The other part of the model is the market for “claims to future purchasing power” (CFPP). It’s similar to the market for loanable funds, except that it tries to put everything in real terms, with the real interest rate on the vertical axis and capital/CFPP on the horizontal axis. This determines a Wicksellian equilibrium interest rate. The economy has some self-equilibrating tendencies, because optimistic expectations for the future will reduce demand for claims to future purchasing power, pushing up interest rates and causing future periods to be discounted more, thus putting a check on surges in PVPI and restraining aggregate demand. Money/zero lower bound can get in the way. AD is *not* a function of the price level, because the effect of changes in the price level have an ambiguous effect on what really matters, PVPI. If they’re expected to be temporary, that has the opposite effect of when they’re interpreted as a signal of rising inflation. The whole thing is kind of in the spirit of Scott Sumner’s NGDP targeting.
Bryan Willman
Jan 17 2012 at 11:17pm
Most of this is too simple.
It’s rare that people switch from cheap strip malls in NJ to skyscrapers in NY – they are more likely to switch to building web service vendors that make going to the strip mall or the skyscraper less or totaly unnecessary.
And it’s an odd case that everybody in the state of Ohio all stop eating out and start buying natural gas investments at the exact same time – especially since some of the people hired by the gas companies will eat out…
Another question that sometimes keeps me up at night…
Both investment and consumption are largely perishable. And in particular, when dollars are not spent on consumption (are “saved”) but don’t get used for timely investment, that particular time-period of money is wasted.
AND Since money can really only buy from current capacity, money I have for the future will only be useful then if there is adequate capacity to sell me what I want.
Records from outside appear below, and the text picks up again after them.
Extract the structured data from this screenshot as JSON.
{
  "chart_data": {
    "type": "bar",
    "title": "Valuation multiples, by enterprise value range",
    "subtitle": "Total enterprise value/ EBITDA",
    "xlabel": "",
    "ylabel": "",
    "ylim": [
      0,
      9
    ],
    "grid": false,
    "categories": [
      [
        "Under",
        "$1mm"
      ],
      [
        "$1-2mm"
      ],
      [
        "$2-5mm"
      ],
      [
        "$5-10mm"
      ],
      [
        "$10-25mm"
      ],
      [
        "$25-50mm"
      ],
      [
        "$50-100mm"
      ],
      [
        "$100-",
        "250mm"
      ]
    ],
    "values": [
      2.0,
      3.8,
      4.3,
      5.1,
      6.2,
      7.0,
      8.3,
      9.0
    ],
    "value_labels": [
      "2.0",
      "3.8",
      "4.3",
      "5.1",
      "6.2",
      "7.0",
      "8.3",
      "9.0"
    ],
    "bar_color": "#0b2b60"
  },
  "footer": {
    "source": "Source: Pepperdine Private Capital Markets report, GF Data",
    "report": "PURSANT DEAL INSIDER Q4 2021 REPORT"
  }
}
So unless investment (savings) grow or maintain capacity, savings don’t assure me of a happy retirement in any economy that isn’t very slack.
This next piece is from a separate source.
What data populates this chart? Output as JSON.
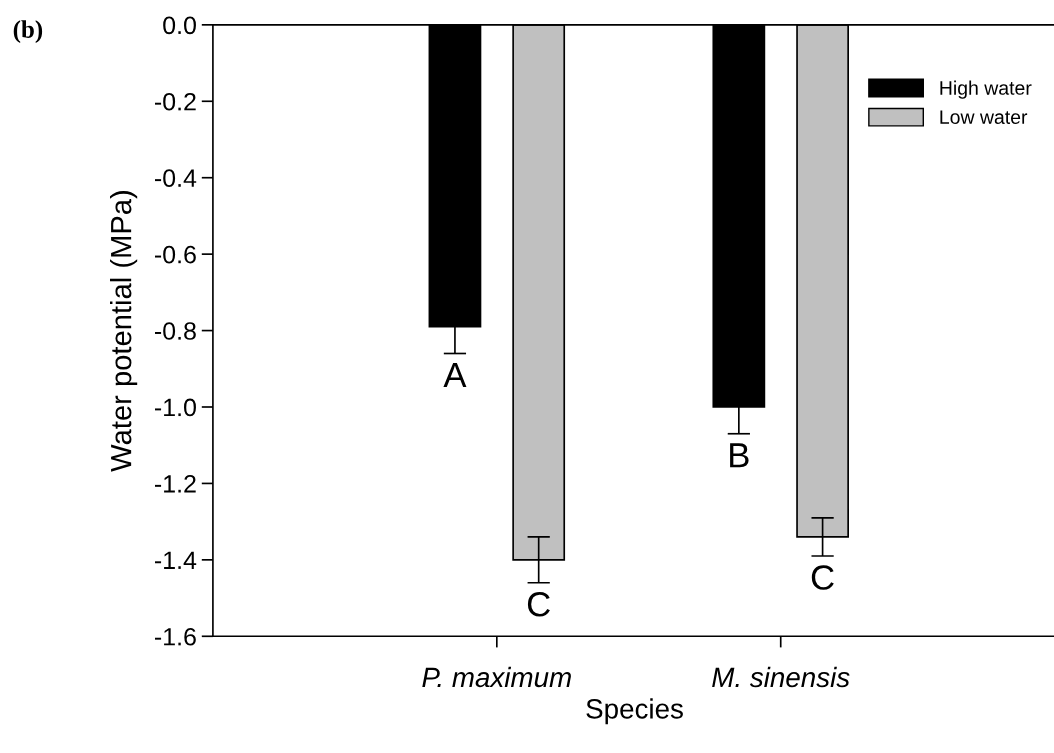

This leads me to the conclusion that unless the economy is growing in real terms, saving for the future may be an ineffective exercise.
(Nathan Smith – some “markets” DO clear, but the ones I know of aren’t repeating. Jo Old puts his welding table up for sale, and keeps dropping the price until Sara New buys it. The market for Jo’s table has cleared. It is also now closed.)
Alex Godofsky
Jan 18 2012 at 10:20am
In his footnote Arnold obviates the entire post. Any story of sticky nominal prices is a story of improper money supply/demand.
Prices clear markets. If a market doesn’t clear then the prices are wrong. If all of the prices are wrong then you can fix the problem by altering the quantity of money.
fundamentalist
Jan 18 2012 at 10:51am
David, I don’t understand how the The Ricardo effect implies that capital spending is countercyclical. The effect says that capital goods investment is the cycle. As an example, take the investment categories of cyclical and secular stocks. Cyclical stocks tend to be those companies in capital goods production. Secular tend to be consumer goods. High beta stocks tend to be capitals goods and low beta tend to be consumer goods.
Capital goods industries tend to lead the recovery. Is that what you meant?